B-21 (航空機)
米国ノースロップ・グラマン社が開発中の戦略爆撃機
From Wikipedia, the free encyclopedia
概要
開発経緯

アメリカ空軍は次世代爆撃機計画(Next Generation Bomber、NGB ) で次世代爆撃機の2018年配備を目指していたが、政治的・財政的理由から2009年に中止となった。その代替として2011年に開始されたのが長距離打撃爆撃機計画(Long Range Strike Bomber、LRS-B)である。
2014年7月9日、米空軍からノースロップ・グラマン社、ボーイング社、ロッキード・マーティン社にLRS-Bの提案依頼書が発出された[10]。
2015年10月27日、米国防総省がLRS-Bにノースロップ・グラマン社を選定した。契約はEMD段階と初期生産のオプションからなり、オプションでは量産100機のうちの21機が5回の初期生産ロットで生産される。この決定に対してボーイング社がアメリカ会計検査院に異議申し立てを行ったため作業が一時中断となったが、2016年2月16日に検査院が申し立てを却下したため作業が再開された[11]。

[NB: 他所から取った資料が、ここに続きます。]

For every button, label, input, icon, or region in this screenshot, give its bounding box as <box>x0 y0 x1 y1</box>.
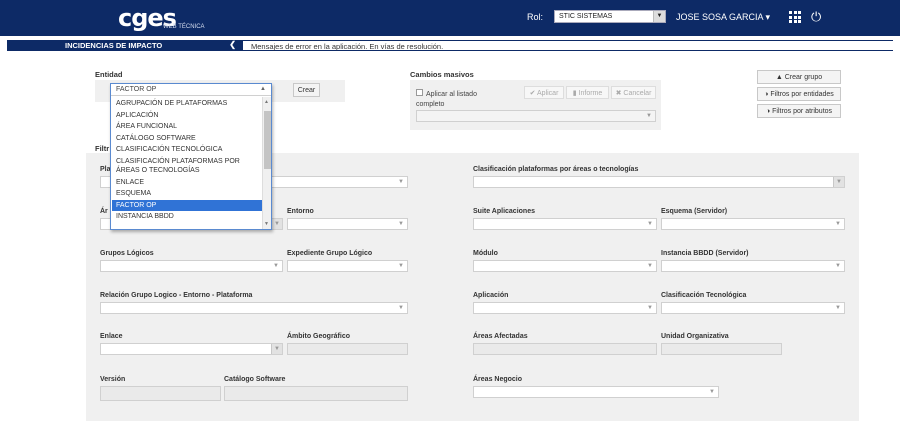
catalogo-label: Catálogo Software <box>224 376 286 383</box>
entidad-selected-value: FACTOR OP <box>116 86 157 93</box>
modulo-label: Módulo <box>473 250 498 257</box>
chevron-down-icon: ▼ <box>647 263 653 269</box>
chevron-down-icon: ▼ <box>398 305 404 311</box>
entidad-selected[interactable]: FACTOR OP ▲ <box>111 84 271 96</box>
filtros-entidades-button[interactable]: ◑ Filtros por entidades <box>757 87 841 101</box>
entidad-option[interactable]: ENLACE <box>112 177 262 189</box>
unidad-input[interactable] <box>661 343 782 355</box>
chevron-down-icon: ▼ <box>647 221 653 227</box>
entidad-option-selected[interactable]: FACTOR OP <box>112 199 262 211</box>
areas-afectadas-label: Áreas Afectadas <box>473 333 528 340</box>
entidad-option[interactable]: CLASIFICACIÓN TECNOLÓGICA <box>112 144 262 156</box>
clasif-plataformas-select[interactable]: ▼ <box>473 176 845 188</box>
esquema-select[interactable]: ▼ <box>661 218 845 230</box>
suite-select[interactable]: ▼ <box>473 218 657 230</box>
entidad-dropdown[interactable]: FACTOR OP ▲ AGRUPACIÓN DE PLATAFORMAS AP… <box>110 83 272 230</box>
clasif-tecnologica-select[interactable]: ▼ <box>661 302 845 314</box>
instancia-select[interactable]: ▼ <box>661 260 845 272</box>
cambios-title: Cambios masivos <box>410 70 474 79</box>
page-title-bar: INCIDENCIAS DE IMPACTO ❮ <box>7 40 243 51</box>
grupos-label: Grupos Lógicos <box>100 250 154 257</box>
relacion-select[interactable]: ▼ <box>100 302 408 314</box>
chevron-down-icon: ▼ <box>646 113 652 119</box>
enlace-label: Enlace <box>100 333 123 340</box>
entidad-option[interactable]: APLICACIÓN <box>112 110 262 122</box>
filtros-atributos-button[interactable]: ◑ Filtros por atributos <box>757 104 841 118</box>
version-label: Versión <box>100 376 126 383</box>
chevron-down-icon[interactable]: ▼ <box>653 11 665 22</box>
cambios-select[interactable]: ▼ <box>416 110 656 122</box>
chevron-down-icon: ▼ <box>835 305 841 311</box>
instancia-label: Instancia BBDD (Servidor) <box>661 250 749 257</box>
relacion-label: Relación Grupo Logico - Entorno - Plataf… <box>100 292 253 299</box>
aplicar-listado-label: Aplicar al listado completo <box>416 91 477 108</box>
scrollbar-thumb[interactable] <box>264 111 271 169</box>
aplicar-button[interactable]: ✔ Aplicar <box>524 86 564 99</box>
entidad-title: Entidad <box>95 70 123 79</box>
areas-afectadas-input[interactable] <box>473 343 657 355</box>
clasif-tecnologica-label: Clasificación Tecnológica <box>661 292 747 299</box>
esquema-label: Esquema (Servidor) <box>661 208 728 215</box>
clasif-plataformas-label: Clasificación plataformas por áreas o te… <box>473 166 639 173</box>
user-menu[interactable]: JOSE SOSA GARCIA ▾ <box>676 12 770 23</box>
page-description: Mensajes de error en la aplicación. En v… <box>243 40 893 51</box>
areas-negocio-label: Áreas Negocio <box>473 376 523 383</box>
chevron-up-icon: ▲ <box>260 86 266 92</box>
crear-button[interactable]: Crear <box>293 83 320 97</box>
entorno-select[interactable]: ▼ <box>287 218 408 230</box>
unidad-label: Unidad Organizativa <box>661 333 729 340</box>
aplicacion-label: Aplicación <box>473 292 509 299</box>
enlace-select[interactable]: ▼ <box>100 343 283 355</box>
ambito-label: Ámbito Geográfico <box>287 333 351 340</box>
logo-subtitle: WEB TÉCNICA <box>163 24 205 30</box>
entidad-option[interactable]: ESQUEMA <box>112 188 262 200</box>
filtros-title: Filtr <box>95 144 110 153</box>
entidad-option[interactable]: CATÁLOGO SOFTWARE <box>112 133 262 145</box>
page-title: INCIDENCIAS DE IMPACTO <box>65 41 163 50</box>
scroll-up-icon[interactable]: ▲ <box>264 99 269 105</box>
crear-grupo-button[interactable]: ▲ Crear grupo <box>757 70 841 84</box>
rol-select[interactable]: STIC SISTEMAS ▼ <box>554 10 666 23</box>
chevron-down-icon: ▼ <box>398 179 404 185</box>
informe-button[interactable]: ▮ Informe <box>566 86 609 99</box>
ambito-input[interactable] <box>287 343 408 355</box>
area-label: Ár <box>100 208 108 215</box>
top-bar: cges WEB TÉCNICA Rol: STIC SISTEMAS ▼ JO… <box>0 0 900 36</box>
areas-negocio-select[interactable]: ▼ <box>473 386 719 398</box>
catalogo-input[interactable] <box>224 386 408 401</box>
apps-grid-icon[interactable] <box>789 11 801 23</box>
expediente-select[interactable]: ▼ <box>287 260 408 272</box>
entidad-options: AGRUPACIÓN DE PLATAFORMAS APLICACIÓN ÁRE… <box>112 98 262 223</box>
version-input[interactable] <box>100 386 221 401</box>
cancelar-button[interactable]: ✖ Cancelar <box>611 86 656 99</box>
chevron-down-icon: ▼ <box>709 389 715 395</box>
plataforma-label: Pla <box>100 166 111 173</box>
entorno-label: Entorno <box>287 208 314 215</box>
rol-label: Rol: <box>527 12 544 22</box>
suite-label: Suite Aplicaciones <box>473 208 535 215</box>
chevron-down-icon: ▼ <box>647 305 653 311</box>
collapse-chevron-icon[interactable]: ❮ <box>229 40 236 49</box>
chevron-down-icon: ▼ <box>271 344 282 354</box>
power-icon[interactable]: ⏻ <box>811 9 821 25</box>
chevron-down-icon: ▼ <box>833 177 844 187</box>
expediente-label: Expediente Grupo Lógico <box>287 250 373 257</box>
chevron-down-icon: ▼ <box>271 219 282 229</box>
chevron-down-icon: ▼ <box>398 263 404 269</box>
chevron-down-icon: ▼ <box>273 263 279 269</box>
scroll-down-icon[interactable]: ▼ <box>264 221 269 227</box>
chevron-down-icon: ▼ <box>835 221 841 227</box>
entidad-option[interactable]: AGRUPACIÓN DE PLATAFORMAS <box>112 98 262 110</box>
entidad-option[interactable]: CLASIFICACIÓN PLATAFORMAS POR ÁREAS O TE… <box>112 156 262 177</box>
entidad-option[interactable]: INSTANCIA BBDD <box>112 211 262 223</box>
dropdown-scrollbar[interactable]: ▲ ▼ <box>262 97 271 229</box>
entidad-option[interactable]: ÁREA FUNCIONAL <box>112 121 262 133</box>
grupos-select[interactable]: ▼ <box>100 260 283 272</box>
chevron-down-icon: ▼ <box>835 263 841 269</box>
chevron-down-icon: ▼ <box>398 221 404 227</box>
modulo-select[interactable]: ▼ <box>473 260 657 272</box>
rol-value: STIC SISTEMAS <box>559 13 613 20</box>
aplicacion-select[interactable]: ▼ <box>473 302 657 314</box>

2016年2月26日、デボラ・リー・ジェイムズ空軍長官が、LRS-Bの型式名がB-21であると明らかにした。合わせて外観がB-2と類似したB-21の完成予想図を公開した[12]。
2016年9月19日、米空軍は B-21の愛称をレイダー(Raider)とすると発表した[13]。これは第二次世界大戦で1942年4月に日本本土初空襲を行ったドーリットル爆撃隊(Doolittle Raiders)に由来する[14]。
2017年3月14日、米空軍広報官はB-21の事前設計審査について、秘匿性の高さから二度に分けて実施すると発表した[15]。同月20日、事前設計審査を完了したと報じられた。2018年12月10日、米空軍は、B-21が11月28日から11月30日に実施された最終設計審査を完了したと発表した[16]。
2020年8月13日、 米空軍のB-21計画責任者が空軍は間もなく詳細設計と技術的困難の克服を完了すると述べた。併せてB-21の飛行試験用1号機の組み立てが開始されたことも明らかにされた。
2022年、配備先となるサウスダコタ州のエルスワース空軍基地でB-21のステルス性を維持する点検を行う低観測性復元施設の建設が始まり、フェデラル・コントラアクティング社が同基地に訓練施設と整備隊の新設工事を6,518万ドルで受注した[17]。12月3日、米空軍がカリフォルニア州パームデール第42空軍施設でB-21を初公開した。 6機試作されているB-21の1号機T-1は既に地上試験に入っており、初飛行は2023年に実施される。初飛行の日程は今後の地上試験の結果次第とされた[18]。
2023年11月11日、B-21が初飛行を実施した[19]。
2024年1月23日、アメリカ国防総省はB-21レイダーの低率初期生産を許可した[20]。
調達数
現在、最終的に100機を調達予定である。
空軍関係者や専門家は調達数を最低145機まで増やすべきだと主張しているほか、米議会上院軍事委員会は空軍に対し調達数を100機から225機へと2倍以上にするように要求している[21][22]。
設計と性能
B-52やB-1、B-2よりも優れた搭載量や航続距離、攻撃力になるとみられ、通常弾頭と核弾頭に対応する[23]。詳細は公表されていないが、オーストラリア戦略政策研究所の専門家はB-21が9,600kmの航続距離能力を持ち、10トンの武器を運ぶことができると推測している。B-2の航続距離が約12,000km、ペイロードが17トンであるため、B-21は小型化された分、これらの能力は下がったとみている[24]。またB-21はB-2に比べてAGM-158B JASSM-ERの搭載にかかる時間を1/10にできるという[25]。
オープンシステムアーキテクチャーの採用により、能力向上に従来のような段階開発は行わず、新能力の付与は随時行うとしている。また“デジタル爆撃機”として、アジャイルソフトウェア開発や高度な製造技術、デジタルエンジニアリングツールを採用し、製造リスクを軽減。データのクラウド環境への移行も成功させており、より低コストな設備で機体を運用可能としている[23]。
配備
2019年3月、米空軍はサウスダコタ州エルスワース空軍基地の第28爆撃航空団が最初のB-21実運用部隊になることを明らかにした。この他、ミズーリ州ホワイトマン空軍基地とテキサス州ダイエス空軍基地にも配備予定である[27]。